Más allá de la similitudes que existen entre los errores cometidos por uno y otro organismo, hay otras dos diferencias fundamentales y que separan a ambos hechos en dos esquinas completamente opuestas. Nos referimos a la destrucción y a la reacción social de uno y otro hecho.

El costo en vidas humanas del 27 de febrero de 2010 fue cercano a las 524 personas, 181 de ellas, producto del maremoto. En materia de infraestructura, 12,8 millones de personas se vieron afectadas, 220 mil viviendas resultaron destruidas, 2 mil puntos de infraestructura pública se dañaron con el sismo y 17 hospitales fueron totalmente destruidos.

La ola de destrucción provocada desde el 18 de octubre aparece mucho más acotada, aunque no por esto menos grave. Lo mismo sucede con la víctimas fatales y las violaciones a los derechos humanos, cuya gravedad resulta incuantificable. Aunque pueda resultar increíble, lo que no pudo destruir la naturaleza, en este caso la red del metro, sí lo pudo hacer la mano del hombre, dejando una ola de daños que no sabemos cuánto va a costar recomponer. Lo más lamentable es que, en ambas situaciones, los más afectados terminan siendo siempre los que tienen menos recursos.

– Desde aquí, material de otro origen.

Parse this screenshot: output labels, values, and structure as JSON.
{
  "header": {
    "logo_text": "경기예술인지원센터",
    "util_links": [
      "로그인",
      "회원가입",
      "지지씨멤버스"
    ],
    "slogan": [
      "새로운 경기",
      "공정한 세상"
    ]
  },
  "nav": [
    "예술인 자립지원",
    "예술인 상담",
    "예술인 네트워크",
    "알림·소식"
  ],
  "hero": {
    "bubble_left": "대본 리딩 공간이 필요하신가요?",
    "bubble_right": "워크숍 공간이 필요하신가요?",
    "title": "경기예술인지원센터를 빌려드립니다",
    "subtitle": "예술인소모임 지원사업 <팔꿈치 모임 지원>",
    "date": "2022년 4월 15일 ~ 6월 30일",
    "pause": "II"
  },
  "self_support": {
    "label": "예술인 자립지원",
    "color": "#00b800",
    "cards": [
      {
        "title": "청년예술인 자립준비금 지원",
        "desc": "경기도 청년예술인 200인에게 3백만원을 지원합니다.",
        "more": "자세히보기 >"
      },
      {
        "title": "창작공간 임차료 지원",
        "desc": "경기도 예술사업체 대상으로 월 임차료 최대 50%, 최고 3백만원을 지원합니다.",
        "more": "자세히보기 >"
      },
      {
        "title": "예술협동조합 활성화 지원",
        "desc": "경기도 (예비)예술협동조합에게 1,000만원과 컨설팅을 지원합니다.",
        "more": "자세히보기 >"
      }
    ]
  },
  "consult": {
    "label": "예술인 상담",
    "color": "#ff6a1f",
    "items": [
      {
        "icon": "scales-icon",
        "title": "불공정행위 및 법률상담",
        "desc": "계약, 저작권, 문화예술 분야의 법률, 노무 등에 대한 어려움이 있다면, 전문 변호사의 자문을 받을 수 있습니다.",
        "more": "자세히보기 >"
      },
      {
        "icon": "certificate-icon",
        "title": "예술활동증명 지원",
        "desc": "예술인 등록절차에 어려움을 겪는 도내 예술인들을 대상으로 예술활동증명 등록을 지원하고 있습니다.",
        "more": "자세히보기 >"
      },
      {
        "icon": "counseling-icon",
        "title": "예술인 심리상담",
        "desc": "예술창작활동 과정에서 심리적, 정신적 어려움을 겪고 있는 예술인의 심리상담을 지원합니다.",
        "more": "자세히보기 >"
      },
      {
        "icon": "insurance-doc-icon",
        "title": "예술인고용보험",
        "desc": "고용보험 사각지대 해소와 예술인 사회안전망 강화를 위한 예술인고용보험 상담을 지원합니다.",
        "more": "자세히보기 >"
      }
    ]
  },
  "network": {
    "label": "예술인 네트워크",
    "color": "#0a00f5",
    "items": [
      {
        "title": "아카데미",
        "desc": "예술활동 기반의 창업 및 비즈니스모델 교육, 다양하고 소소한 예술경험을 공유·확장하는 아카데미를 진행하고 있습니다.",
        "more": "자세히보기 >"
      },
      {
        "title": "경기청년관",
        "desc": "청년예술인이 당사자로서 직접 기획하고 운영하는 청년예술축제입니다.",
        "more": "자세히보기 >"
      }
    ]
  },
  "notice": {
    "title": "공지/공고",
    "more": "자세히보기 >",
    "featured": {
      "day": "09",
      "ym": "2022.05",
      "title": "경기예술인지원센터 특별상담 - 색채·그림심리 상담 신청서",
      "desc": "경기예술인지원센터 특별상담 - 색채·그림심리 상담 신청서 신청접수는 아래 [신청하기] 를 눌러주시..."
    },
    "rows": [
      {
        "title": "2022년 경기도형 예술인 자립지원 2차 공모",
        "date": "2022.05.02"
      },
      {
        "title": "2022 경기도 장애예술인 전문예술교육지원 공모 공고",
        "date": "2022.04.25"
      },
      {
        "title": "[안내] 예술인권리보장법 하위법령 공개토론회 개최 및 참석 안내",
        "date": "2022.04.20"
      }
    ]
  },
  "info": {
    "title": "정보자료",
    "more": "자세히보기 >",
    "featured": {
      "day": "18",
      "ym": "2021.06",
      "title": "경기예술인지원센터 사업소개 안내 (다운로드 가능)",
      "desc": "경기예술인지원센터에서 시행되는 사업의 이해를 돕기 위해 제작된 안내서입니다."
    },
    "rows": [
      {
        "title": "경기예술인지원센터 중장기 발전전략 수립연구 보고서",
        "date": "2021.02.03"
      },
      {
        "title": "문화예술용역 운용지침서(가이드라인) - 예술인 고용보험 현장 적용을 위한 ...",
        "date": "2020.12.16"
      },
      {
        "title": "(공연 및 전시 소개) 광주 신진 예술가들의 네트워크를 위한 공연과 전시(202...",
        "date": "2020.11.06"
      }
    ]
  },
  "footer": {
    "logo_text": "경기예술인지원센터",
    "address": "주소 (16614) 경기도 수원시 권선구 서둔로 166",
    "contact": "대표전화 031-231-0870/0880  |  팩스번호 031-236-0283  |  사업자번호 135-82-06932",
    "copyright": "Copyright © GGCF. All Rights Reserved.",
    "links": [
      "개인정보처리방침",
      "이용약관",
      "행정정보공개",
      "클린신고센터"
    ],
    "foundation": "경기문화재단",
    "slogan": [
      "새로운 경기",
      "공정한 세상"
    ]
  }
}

Respecto al segundo punto, exceptuando lo que ocurrió en Concepción con los saqueos, y que terminó siendo un vistazo de lo que se vendría más adelante, el 27 de febrero despertó en los chilenos un sentimiento de enorme solidaridad. El 18 de octubre de 2019, en cambio, ha resucitado sentimientos que creíamos muertos hace más de cuarenta años. De un momento a otro, el respeto por la autoridad, la democracia y la tolerancia se esfumó para dar paso a la violencia desatada, a la intolerancia y al quiebre de grupo de amigos e incluso dentro de las mismas familias, dejando una estela de odio que no sabemos cuándo se podrá superar.

Más triste aún, llegamos al 2020 con la incertidumbre de qué va a pasar y cómo nos vamos a relacionar con aquel sector de la sociedad que ve todo en blanco y negro, sin matices. Un grupo que no está dispuesto a convivir con quien piensa distinto y cuyo odio hacia el Estado, singularizado en la figura del carabinero, lo transforma o, mejor dicho, lo trastorna, hasta llegar a tal punto de querer su eliminación, en el sentido literal.

Esta violencia desatada va de la mano de una autoridad que deambula entre el discurso grandilocuente y la inacción, sin tener las herramientas suficientes para poder tomar decisiones y actuar. En especial, un servicio de inteligencia que haga honor a su nombre y un cuerpo de policía sensato y confiable.

Finalmente, y aunque no sea mi intención arruinar el final de año, entre el 2019 y el 2020 transitamos entre la amargura y la incertidumbre. La imagen de ese hombre levantando una bandera chilena en el barro, aunque a casi diez años, pareciera estar a un siglo de distancia.

Publicada en El Mercurio de Valparaíso.